Görüşmenin sonunda CHP Merkez Yürütme Kurulu toplandı. Ardından CHP Parti Sözcüsü Deniz Yücel açıklama yaptı, kayyım konusunun gündeme geldiğini teyit ederek sarf ettiği sözler önemliydi:Görevden alınan ve yerine kayyum atanan kişi beraat ederse, hakkında kovuşturmaya yer olmadığı kararı verilirse ne olacak? Velev ki suçlu, belediye meclis üyelerinin suçu ne?
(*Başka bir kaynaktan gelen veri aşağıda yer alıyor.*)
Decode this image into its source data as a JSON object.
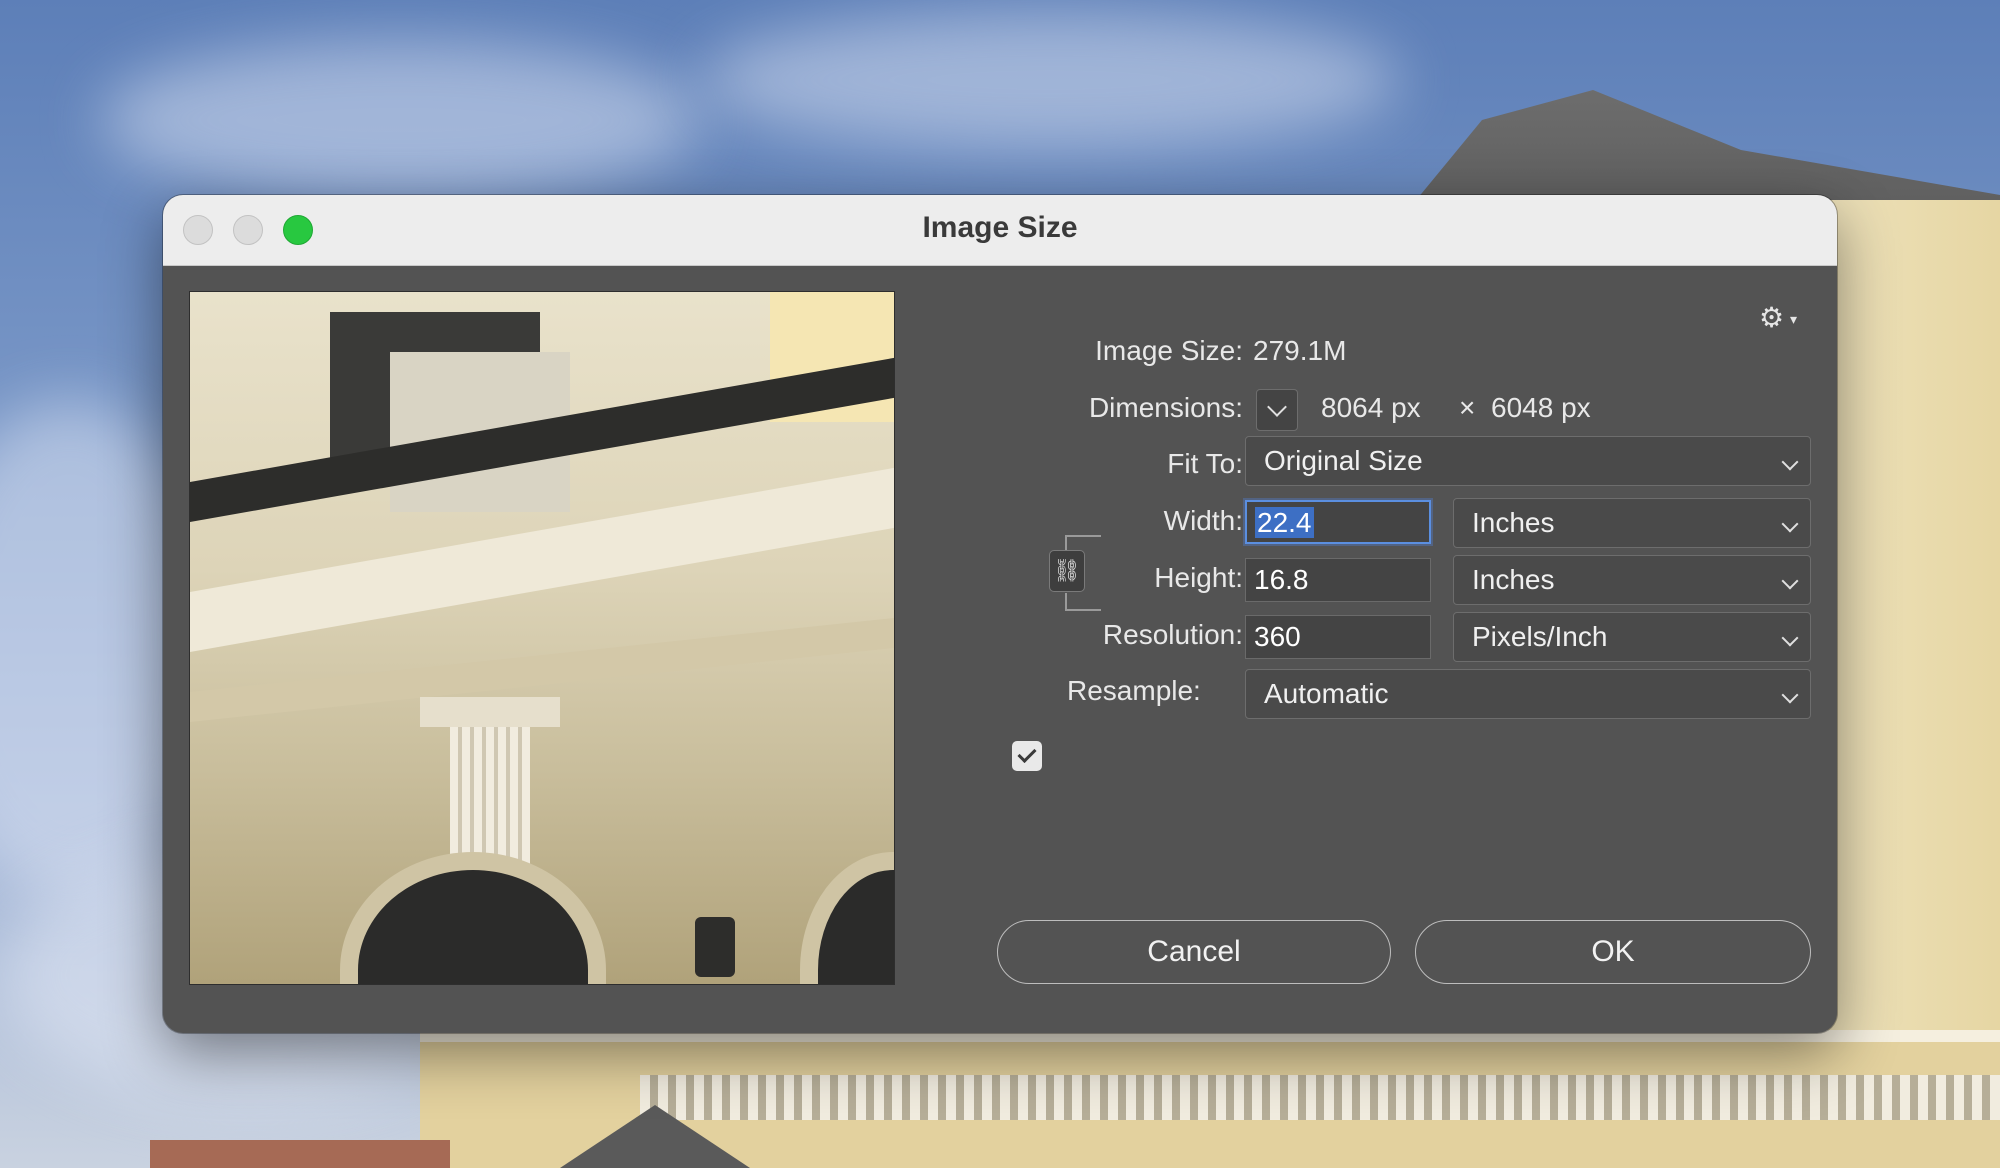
{
  "window": {
    "title": "Image Size"
  },
  "info": {
    "image_size_label": "Image Size:",
    "image_size_value": "279.1M",
    "dimensions_label": "Dimensions:",
    "dimensions_width": "8064 px",
    "dimensions_sep": "×",
    "dimensions_height": "6048 px"
  },
  "fields": {
    "fit_to_label": "Fit To:",
    "fit_to_value": "Original Size",
    "width_label": "Width:",
    "width_value": "22.4",
    "width_unit": "Inches",
    "height_label": "Height:",
    "height_value": "16.8",
    "height_unit": "Inches",
    "resolution_label": "Resolution:",
    "resolution_value": "360",
    "resolution_unit": "Pixels/Inch",
    "resample_label": "Resample:",
    "resample_checked": true,
    "resample_value": "Automatic"
  },
  "buttons": {
    "cancel": "Cancel",
    "ok": "OK"
  },
  "icons": {
    "gear": "gear-icon",
    "link": "link-icon"
  },
  "colors": {
    "dialog_bg": "#535353",
    "focus": "#5b8fe0",
    "maximize": "#28c840"
  }
}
O siyasi partiye oy veren seçmenin suçu ne? Bir belediye başkan vekili seçilir. Mevcut uygulama demokrasimize ve anayasamıza aykırı.
Kayyım tutumu turnusoldür
Yücel’in açıklaması önemli ve değerlidir! Ancak Özel’in de bu görüşmenin içeriğini açıklaması gerekir. Türkiye’de başta Kürtler olmak üzere, radikal muhalif kesim, CHP’nin bir kez daha AKP’ye sözüm ona ‘devletin bekası’ için, ‘Anayasa’ya aykırı ama evet,’ dediğinden endişeli. HDP’li siyasetçileri cezaevine götüren o sürecin utancı ve vebali hala CHP’nin üzerindeyken, ikinci bir ‘demokrasi ve hukuka ihaneti’, unutulmamalı ki CHP’yi ‘stepne’ ve ‘Kürt sorununu çözmeyen çözülür’ mekaniği içinde ‘çözülen’ yapar!
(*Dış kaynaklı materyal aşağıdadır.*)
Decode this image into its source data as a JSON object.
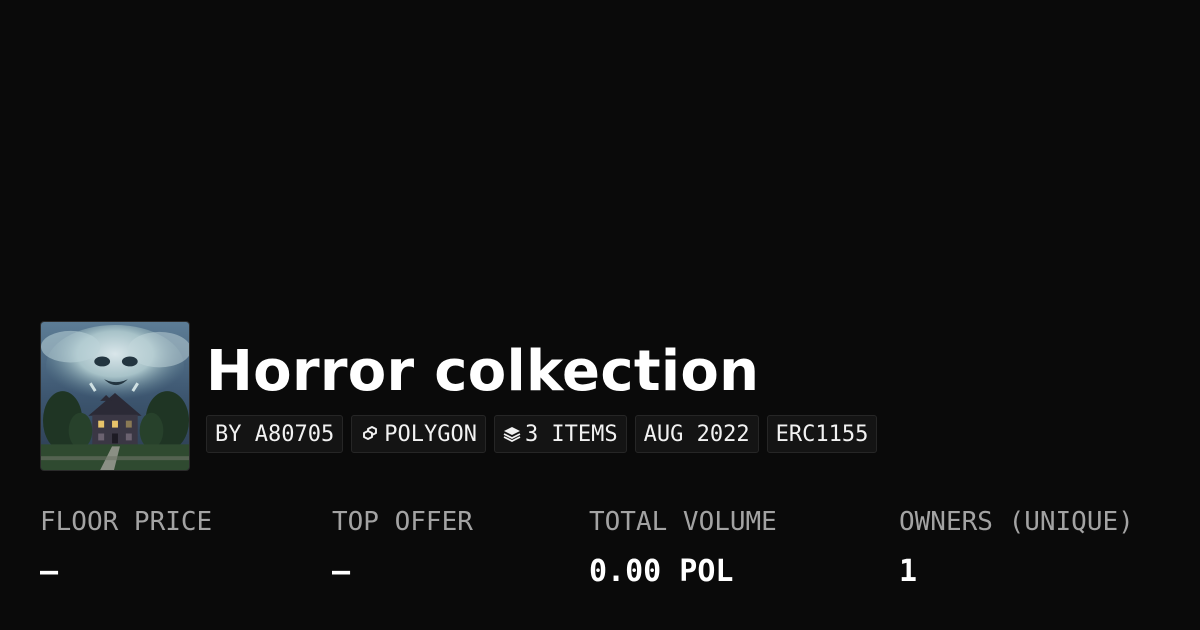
{
  "collection": {
    "name": "Horror colkection",
    "image_icon": "haunted-house-artwork",
    "tags": {
      "creator": "BY A80705",
      "chain": "POLYGON",
      "chain_icon": "polygon-link-icon",
      "items": "3 ITEMS",
      "items_icon": "layers-icon",
      "date": "AUG 2022",
      "standard": "ERC1155"
    }
  },
  "stats": {
    "floor_price": {
      "label": "FLOOR PRICE",
      "value": "—"
    },
    "top_offer": {
      "label": "TOP OFFER",
      "value": "—"
    },
    "total_volume": {
      "label": "TOTAL VOLUME",
      "value": "0.00 POL"
    },
    "owners": {
      "label": "OWNERS (UNIQUE)",
      "value": "1"
    }
  },
  "colors": {
    "background": "#0a0a0a",
    "tag_background": "#141414",
    "label": "#a3a3a3",
    "value": "#ffffff"
  }
}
Kayyım ortaklığı CHP’yi dinamitler
Çok açık söylemek gerekir: Esas kayyım politikası Türkiye’yi bölme girişimidir. Buna ortak olanlar, sessiz kalanlar da bölücüdür. Niye mi? Çünkü Kürtlere kayyımı dayatmak, ben işgalciyim, sen de sömürgesin, demektir ki bu da Kürtleri ‘kopuşa’ götürür. ‘Kürt belediye başkanını seçemez/seçilemez, seçer/seçilse de görev yaptırmayız,’ Kürtleri demokratik siyasetin dışına atmak demektir. Bu halkların geleceğini dinamitlemek anlamına geliyor. AKP-MHP faşist ittifakının gözünün döndüğü belli zaten, son 9-10 yıldır iktidarlarını polis ve hukuk zoruyla sürdürüyorlar. Ancak 31 Mart 2024 seçimleri hesaplarını bozdu. Şimdi genel seçim sonuçlarının verdiği yetkiyi kullanmaya devam etmek için CHP’yi deyim yerindeyse katakulliye getirmeye çalışıyorlar. CHP’nin elini güçlendiren sandık ittifakını, CHP’yi kirli şiddet politikalarına, hukuksuzluklarına alet ederek bozmak istiyorlar. Böylece hem CHP’yi yıpratacaklar ve olası bir erken genel seçime zayıf bir şekilde girmesini sağlayacaklar hem de meşruiyeti kalmamış iktidarlarını sürecekler.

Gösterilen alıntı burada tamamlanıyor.